SPRINGFIELD — KOLR10 heard reaction from a local environmentalist, and Missouri Governor Mike Parson.
The Environmental Protection Agencys’ Top Official, Chief Scott Pruitt resigned Thursday amid being under the microscope for several ethics violations and being the center of multiple investigations.
On a day Governor Parson was in Springfield to sign a number of bills into law, he took time to comment to KOLR10 about the resignation of embattled EPA Chief Scott Pruitt and what it means for the state of Missouri. For now, Parson is taking the wait and see approach.
“I don’t what impact it will be it depends on what changes are made, what happens in the near future with how quick another appointment is made. Anytime we deal with EPA regulations, we are always concerned with that here in Missouri so we will be watching that very closely,” Parson says.
Retired Environmentalist Joe Pitts served for 24 years for Missouri’s Department of Natural Resources, and has spent time with the Sierra Club and James River Basin Partnership. He says Pruitt unwinding decades worth of old regulations in just a couple of years could become a detriment to public health.
“Just the damage that has been done now to the regulatory frame work will take about 10 years or more to get it back to any semblance of what we would call normalcy,” says Pitts.
Pitts cited rollbacks in regulations on agriculture, coal-power generation, and the Obama-Era Clean Water Act. He says not holding farmers and landowners accountable for dumping into streams is causing polluted runoff.
“There is nothing in the constitution that gives them the right to create profit at the expense of my health and safety. That’s where you get the tension between environmental issues vs. political issues vs. business issues.
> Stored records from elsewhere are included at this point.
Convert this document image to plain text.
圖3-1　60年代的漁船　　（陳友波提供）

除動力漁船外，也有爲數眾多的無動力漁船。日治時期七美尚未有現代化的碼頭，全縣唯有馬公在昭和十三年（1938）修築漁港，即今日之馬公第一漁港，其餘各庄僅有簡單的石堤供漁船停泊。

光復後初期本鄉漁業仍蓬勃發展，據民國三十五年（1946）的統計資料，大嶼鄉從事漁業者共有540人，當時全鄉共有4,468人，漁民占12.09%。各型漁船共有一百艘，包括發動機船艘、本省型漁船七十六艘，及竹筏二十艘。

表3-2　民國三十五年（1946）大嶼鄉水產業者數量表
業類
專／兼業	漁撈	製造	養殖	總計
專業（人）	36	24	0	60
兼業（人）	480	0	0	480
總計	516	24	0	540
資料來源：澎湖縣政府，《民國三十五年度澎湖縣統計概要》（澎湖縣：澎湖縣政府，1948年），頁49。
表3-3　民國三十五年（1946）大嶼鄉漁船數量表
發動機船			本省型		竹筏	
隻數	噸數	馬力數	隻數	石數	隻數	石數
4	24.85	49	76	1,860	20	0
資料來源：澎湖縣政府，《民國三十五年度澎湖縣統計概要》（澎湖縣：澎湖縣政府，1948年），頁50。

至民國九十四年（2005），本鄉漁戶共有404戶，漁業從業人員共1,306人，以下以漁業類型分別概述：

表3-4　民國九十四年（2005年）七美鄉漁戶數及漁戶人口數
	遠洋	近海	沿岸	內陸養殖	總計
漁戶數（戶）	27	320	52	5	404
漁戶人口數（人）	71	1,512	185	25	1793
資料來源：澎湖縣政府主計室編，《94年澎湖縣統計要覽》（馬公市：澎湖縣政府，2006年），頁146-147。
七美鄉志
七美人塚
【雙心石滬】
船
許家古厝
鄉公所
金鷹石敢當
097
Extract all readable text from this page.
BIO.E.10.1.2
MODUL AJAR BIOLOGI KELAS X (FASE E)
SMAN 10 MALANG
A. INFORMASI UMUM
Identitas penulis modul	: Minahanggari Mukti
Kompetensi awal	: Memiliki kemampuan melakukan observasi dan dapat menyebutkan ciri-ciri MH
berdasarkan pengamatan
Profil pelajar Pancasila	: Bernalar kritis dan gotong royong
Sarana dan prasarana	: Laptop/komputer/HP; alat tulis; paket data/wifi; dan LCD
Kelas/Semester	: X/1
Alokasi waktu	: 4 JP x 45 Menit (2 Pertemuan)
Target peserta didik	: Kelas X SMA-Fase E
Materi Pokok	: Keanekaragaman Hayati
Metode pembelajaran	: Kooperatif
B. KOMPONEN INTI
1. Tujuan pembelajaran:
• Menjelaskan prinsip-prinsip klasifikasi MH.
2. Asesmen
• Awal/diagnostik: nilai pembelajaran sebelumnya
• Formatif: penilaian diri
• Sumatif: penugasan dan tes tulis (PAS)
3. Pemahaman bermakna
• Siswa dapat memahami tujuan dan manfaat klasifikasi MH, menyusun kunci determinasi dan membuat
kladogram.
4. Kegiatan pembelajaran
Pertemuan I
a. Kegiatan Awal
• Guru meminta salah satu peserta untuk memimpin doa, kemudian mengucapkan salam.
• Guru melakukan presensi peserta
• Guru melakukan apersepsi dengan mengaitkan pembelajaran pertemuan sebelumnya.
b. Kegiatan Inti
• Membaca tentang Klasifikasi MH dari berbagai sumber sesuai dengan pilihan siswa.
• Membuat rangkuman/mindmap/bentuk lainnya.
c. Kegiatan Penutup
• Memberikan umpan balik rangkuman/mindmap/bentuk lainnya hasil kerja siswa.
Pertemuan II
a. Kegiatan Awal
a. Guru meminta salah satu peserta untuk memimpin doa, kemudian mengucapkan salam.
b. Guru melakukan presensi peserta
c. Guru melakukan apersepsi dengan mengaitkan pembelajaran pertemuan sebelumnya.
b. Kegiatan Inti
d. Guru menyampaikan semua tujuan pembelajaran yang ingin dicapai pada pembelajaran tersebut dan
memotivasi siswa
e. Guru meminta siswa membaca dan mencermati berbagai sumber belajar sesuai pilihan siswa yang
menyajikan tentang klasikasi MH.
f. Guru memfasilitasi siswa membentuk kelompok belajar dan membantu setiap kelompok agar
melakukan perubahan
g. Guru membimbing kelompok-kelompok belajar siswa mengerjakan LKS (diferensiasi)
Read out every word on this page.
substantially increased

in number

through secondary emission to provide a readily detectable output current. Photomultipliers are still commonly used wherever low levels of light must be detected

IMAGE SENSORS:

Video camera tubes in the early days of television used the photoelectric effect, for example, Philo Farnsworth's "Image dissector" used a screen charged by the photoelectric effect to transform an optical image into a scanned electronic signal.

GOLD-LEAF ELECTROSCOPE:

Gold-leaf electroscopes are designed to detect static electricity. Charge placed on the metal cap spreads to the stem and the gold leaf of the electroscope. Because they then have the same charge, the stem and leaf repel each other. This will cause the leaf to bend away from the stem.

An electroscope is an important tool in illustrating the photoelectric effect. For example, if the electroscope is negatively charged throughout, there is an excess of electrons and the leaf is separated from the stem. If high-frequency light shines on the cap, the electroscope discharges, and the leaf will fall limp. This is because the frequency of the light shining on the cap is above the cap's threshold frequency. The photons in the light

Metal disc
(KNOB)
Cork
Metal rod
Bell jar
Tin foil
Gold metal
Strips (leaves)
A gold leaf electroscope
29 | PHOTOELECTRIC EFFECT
Scott Pruitt will no longer be misusing federal funds and acting unethically in ways other than the environment,” Pitts says.
Aside from certain disagreements that some had with his environmental views, Pruitt faces many ethical investigations regarding thousands of dollars used on travel and housing, and he also faces 15 different government audits, reviews, and inquiries.
Following Pruitts’ exit, President Trump has appointed an interim EPA chief — Pruitts’ second in command, Andrew Wheeler — a former lobbyist for the coal industry.